New research suggests that air pollution can be a harmful threat for children. Analysis shows that kids as young as 5 years old are developing high blood pressure due to air pollution. The children developed high blood pressure when they are exposed to short-term air pollution, long-term fine air pollution, and even when they are exposed to nitrogen dioxide which is emitted from traffic exhaust.
Exposure To Air Pollution Can Be Harmful To Children
“It’s not surprising in the sense that we have been concerned about air pollution affecting cardiovascular disease,” said Dr. Richard Kovacs, the clinical director of Krannert Institute of Cardiology at the Indiana University School of Medicine, in Indianapolis.
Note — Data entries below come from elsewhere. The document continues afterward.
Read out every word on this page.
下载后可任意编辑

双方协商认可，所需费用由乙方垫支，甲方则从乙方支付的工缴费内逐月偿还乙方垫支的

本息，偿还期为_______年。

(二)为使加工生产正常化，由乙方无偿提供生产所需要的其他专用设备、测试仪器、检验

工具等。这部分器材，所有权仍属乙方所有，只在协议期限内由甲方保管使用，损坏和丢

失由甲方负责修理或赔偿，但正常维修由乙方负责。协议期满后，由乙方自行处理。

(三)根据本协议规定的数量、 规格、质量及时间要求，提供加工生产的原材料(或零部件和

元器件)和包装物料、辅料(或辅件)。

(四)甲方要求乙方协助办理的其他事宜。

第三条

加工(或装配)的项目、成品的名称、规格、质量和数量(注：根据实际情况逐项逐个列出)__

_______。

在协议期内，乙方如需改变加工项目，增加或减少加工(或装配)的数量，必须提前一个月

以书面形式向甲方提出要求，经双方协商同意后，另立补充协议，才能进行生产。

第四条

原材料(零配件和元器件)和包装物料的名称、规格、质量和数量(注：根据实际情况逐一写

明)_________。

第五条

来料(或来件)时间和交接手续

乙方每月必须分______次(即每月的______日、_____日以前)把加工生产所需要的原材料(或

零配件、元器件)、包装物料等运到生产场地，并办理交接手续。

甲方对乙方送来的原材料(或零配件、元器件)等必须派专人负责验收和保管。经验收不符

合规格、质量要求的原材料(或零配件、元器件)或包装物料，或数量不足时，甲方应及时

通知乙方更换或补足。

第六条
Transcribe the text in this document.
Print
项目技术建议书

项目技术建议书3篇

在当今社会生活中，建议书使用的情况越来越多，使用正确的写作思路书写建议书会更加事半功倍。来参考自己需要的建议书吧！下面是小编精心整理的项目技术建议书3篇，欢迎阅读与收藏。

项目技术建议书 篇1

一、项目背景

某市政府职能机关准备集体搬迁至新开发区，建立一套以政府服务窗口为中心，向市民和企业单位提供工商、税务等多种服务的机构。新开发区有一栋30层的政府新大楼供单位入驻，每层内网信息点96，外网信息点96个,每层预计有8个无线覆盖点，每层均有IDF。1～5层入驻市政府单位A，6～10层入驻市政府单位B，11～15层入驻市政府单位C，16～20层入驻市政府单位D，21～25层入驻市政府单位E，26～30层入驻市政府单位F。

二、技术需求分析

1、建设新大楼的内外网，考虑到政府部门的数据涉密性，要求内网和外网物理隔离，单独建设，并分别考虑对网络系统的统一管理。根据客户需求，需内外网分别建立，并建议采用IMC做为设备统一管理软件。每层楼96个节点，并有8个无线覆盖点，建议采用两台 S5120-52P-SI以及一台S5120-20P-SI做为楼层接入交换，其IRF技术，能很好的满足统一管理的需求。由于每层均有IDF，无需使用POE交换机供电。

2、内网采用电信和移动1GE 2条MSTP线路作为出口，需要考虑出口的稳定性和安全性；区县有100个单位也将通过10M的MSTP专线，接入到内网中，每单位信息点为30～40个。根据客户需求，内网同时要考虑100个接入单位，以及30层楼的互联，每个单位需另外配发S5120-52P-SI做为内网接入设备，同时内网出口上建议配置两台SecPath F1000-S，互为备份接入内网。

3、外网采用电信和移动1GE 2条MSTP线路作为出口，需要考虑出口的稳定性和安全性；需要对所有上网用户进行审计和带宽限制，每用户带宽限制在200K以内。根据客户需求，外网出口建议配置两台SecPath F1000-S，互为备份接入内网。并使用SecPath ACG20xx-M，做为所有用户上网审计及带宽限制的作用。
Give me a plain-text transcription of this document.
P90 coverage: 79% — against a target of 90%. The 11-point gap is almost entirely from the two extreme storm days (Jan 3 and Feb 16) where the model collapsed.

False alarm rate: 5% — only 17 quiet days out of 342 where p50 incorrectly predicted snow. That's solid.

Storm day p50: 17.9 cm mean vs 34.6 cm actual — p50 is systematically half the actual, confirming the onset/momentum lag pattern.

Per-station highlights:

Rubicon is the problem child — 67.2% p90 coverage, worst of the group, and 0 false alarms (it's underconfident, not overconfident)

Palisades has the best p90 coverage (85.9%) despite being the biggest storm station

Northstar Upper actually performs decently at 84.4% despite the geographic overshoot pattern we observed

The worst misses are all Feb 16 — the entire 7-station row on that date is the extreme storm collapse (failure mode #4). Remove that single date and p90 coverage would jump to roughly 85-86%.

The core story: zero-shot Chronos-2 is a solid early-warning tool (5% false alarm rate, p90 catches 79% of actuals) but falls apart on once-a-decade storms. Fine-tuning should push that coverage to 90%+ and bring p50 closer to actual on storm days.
He also added, “What’s surprising and what’s new here is how early in life this is affecting people, especially raising their blood pressure, which can have lifelong consequences.” The research was published online on May 4 in the Journal of American Heart Association.
According to the U.S. Centers for Disease Control and Prevention “The children who are exposed to the air pollution and get affected by that have more chances that they would carry it to their adulthood which could increase risk of heart strokes and many diseases related to the heart.”
The research is based on the data of around 350,000 children, of age between 5 to 12 years. The short-term exposure to PM10 was linked with increased systolic blood pressure in children. Systolic blood pressure refers to the pressure inside arteries when the heart pumps the blood out.
In the same way, in the long term when the children are exposed to long term particles i.e. PM2.5, and also the exposure to PM10 pollution can lead to an increase in both the systolic and diastolic blood pressure. Diastolic refers to the pressure in the arteries when the heartbeats.
The air pollution particles include dust, smoke, dirt, soot, drops of liquid, etc. and could be emitted from various sources like power plants, vehicles, factories, construction sites, etc. “They weren’t able to dissect how long an exposure to air pollution it took, but if you’re developing high blood pressure between age 5 and age 12, obviously it doesn’t take a long time or a long exposure to polluted air to begin to see these effects,” Kovacs said.
He added that air pollution can increase children’s blood pressure by putting stress on their bodies. Smog could also impact their flexibility. “Our specialty societies are seeing air pollution now as a cardiovascular risk, up there with blood pressure and tobacco use and cholesterol,” Kovacs said.
He also pointed that “Although it hasn’t been, as they say, ‘in our lane’ as cardiovascular specialists, I think many of us now feel this is in our lane. This is part of population health, this is part of public health, and it needs a lot more emphasis.
“Air pollution is the fourth leading cause of death around the world, with as many as 9 million deaths each year caused by bad air, said Dr. Sanjay Rajagopalan, who is the director of the Cardiovascular Research Institute.